Mr Morrison will take part in two special sessions of the forum on Monday but will seize the opportunity of being in the same place as the leaders of these countries and other special invitees to hold several one-on-one talks.
In particular, he plans to use meetings with European leaders to highlight the importance of a commercially meaningful Australia-European Union free trade agreement.
Trade Minister Simon Birmingham recently released a list of names of 172 foods and 236 spirits the European Union wants protected under a trade deal, including the cheeses feta, gruyere and gorgonzola, and grappa and ouzo.
Mr Morrison will also discuss a planned post-Brexit trade agreement with British Prime Minister Boris Johnson.
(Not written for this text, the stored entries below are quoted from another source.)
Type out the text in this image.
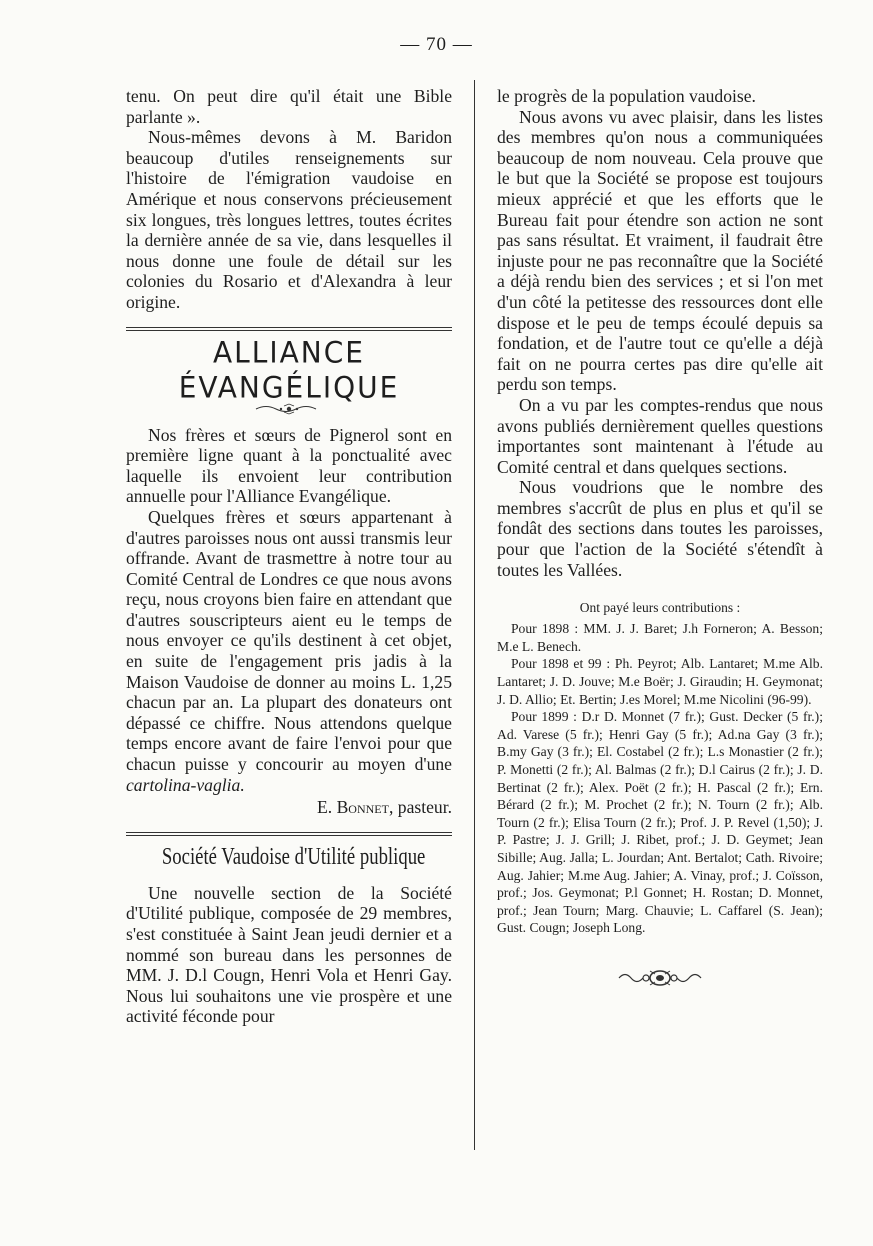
— 70 —

tenu. On peut dire qu'il était une Bible parlante ».

Nous-mêmes devons à M. Baridon beaucoup d'utiles renseignements sur l'histoire de l'émigration vaudoise en Amérique et nous conservons précieusement six longues, très longues lettres, toutes écrites la dernière année de sa vie, dans lesquelles il nous donne une foule de détail sur les colonies du Rosario et d'Alexandra à leur origine.

ALLIANCE ÉVANGÉLIQUE

Nos frères et sœurs de Pignerol sont en première ligne quant à la ponctualité avec laquelle ils envoient leur contribution annuelle pour l'Alliance Evangélique.

Quelques frères et sœurs appartenant à d'autres paroisses nous ont aussi transmis leur offrande. Avant de trasmettre à notre tour au Comité Central de Londres ce que nous avons reçu, nous croyons bien faire en attendant que d'autres souscripteurs aient eu le temps de nous envoyer ce qu'ils destinent à cet objet, en suite de l'engagement pris jadis à la Maison Vaudoise de donner au moins L. 1,25 chacun par an. La plupart des donateurs ont dépassé ce chiffre. Nous attendons quelque temps encore avant de faire l'envoi pour que chacun puisse y concourir au moyen d'une cartolina-vaglia.

E. Bonnet, pasteur.

Société Vaudoise d'Utilité publique

Une nouvelle section de la Société d'Utilité publique, composée de 29 membres, s'est constituée à Saint Jean jeudi dernier et a nommé son bureau dans les personnes de MM. J. D.l Cougn, Henri Vola et Henri Gay. Nous lui souhaitons une vie prospère et une activité féconde pour

le progrès de la population vaudoise.

Nous avons vu avec plaisir, dans les listes des membres qu'on nous a communiquées beaucoup de nom nouveau. Cela prouve que le but que la Société se propose est toujours mieux apprécié et que les efforts que le Bureau fait pour étendre son action ne sont pas sans résultat. Et vraiment, il faudrait être injuste pour ne pas reconnaître que la Société a déjà rendu bien des services ; et si l'on met d'un côté la petitesse des ressources dont elle dispose et le peu de temps écoulé depuis sa fondation, et de l'autre tout ce qu'elle a déjà fait on ne pourra certes pas dire qu'elle ait perdu son temps.

On a vu par les comptes-rendus que nous avons publiés dernièrement quelles questions importantes sont maintenant à l'étude au Comité central et dans quelques sections.

Nous voudrions que le nombre des membres s'accrût de plus en plus et qu'il se fondât des sections dans toutes les paroisses, pour que l'action de la Société s'étendît à toutes les Vallées.

Ont payé leurs contributions :

Pour 1898 : MM. J. J. Baret; J.h Forneron; A. Besson; M.e L. Benech.

Pour 1898 et 99 : Ph. Peyrot; Alb. Lantaret; M.me Alb. Lantaret; J. D. Jouve; M.e Boër; J. Giraudin; H. Geymonat; J. D. Allio; Et. Bertin; J.es Morel; M.me Nicolini (96-99).

Pour 1899 : D.r D. Monnet (7 fr.); Gust. Decker (5 fr.); Ad. Varese (5 fr.); Henri Gay (5 fr.); Ad.na Gay (3 fr.); B.my Gay (3 fr.); El. Costabel (2 fr.); L.s Monastier (2 fr.); P. Monetti (2 fr.); Al. Balmas (2 fr.); D.l Cairus (2 fr.); J. D. Bertinat (2 fr.); Alex. Poët (2 fr.); H. Pascal (2 fr.); Ern. Bérard (2 fr.); M. Prochet (2 fr.); N. Tourn (2 fr.); Alb. Tourn (2 fr.); Elisa Tourn (2 fr.); Prof. J. P. Revel (1,50); J. P. Pastre; J. J. Grill; J. Ribet, prof.; J. D. Geymet; Jean Sibille; Aug. Jalla; L. Jourdan; Ant. Bertalot; Cath. Rivoire; Aug. Jahier; M.me Aug. Jahier; A. Vinay, prof.; J. Coïsson, prof.; Jos. Geymonat; P.l Gonnet; H. Rostan; D. Monnet, prof.; Jean Tourn; Marg. Chauvie; L. Caffarel (S. Jean); Gust. Cougn; Joseph Long.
He is also due to meet Donald Trump amid the escalating US trade war with China and mounting tensions in the Persian Gulf.
Labor has urged him to again highlight how the trade war with China is hurting US allies like Australia.
"Nobody wins from the sort of conflict we're seeing between the Chinese and the Americans," shadow treasurer Jim Chalmers told reporters in Brisbane.
As well, Mr Morrison is expected to hold bilateral talks with French President Emmanuel Macron and Indian Prime Minister Narendra Modi, who has also been invited to the gathering.
One topic added to the G7 agenda at the last minute is the wildfires raging in Brazil's Amazon rainforests, with Mr Macron describing it as an "international crisis" and the US Trump administration saying it was deeply concerned.
Liberal senator Paul Scarr said what is happening in the Amazon is a great concern having seen the footage of the illegal burn off.
"There is an 84 per cent increase in the burn off on the Amazon year-on--year from last year ... so that''s a great concern for the world," he told ABC News.
"I'm sure that's going to be a major topic of discussion at the G7 meeting."
Mr Morrison will take the opportunity while in Biarritz to work with leaders and industry representatives who share his commitment to tackling terrorist and extremist exploitation of the internet.
"I am keen to build on the progress made on this issue at the recent G20 meeting in Osaka - progress driven by Australia on the world stage," he said.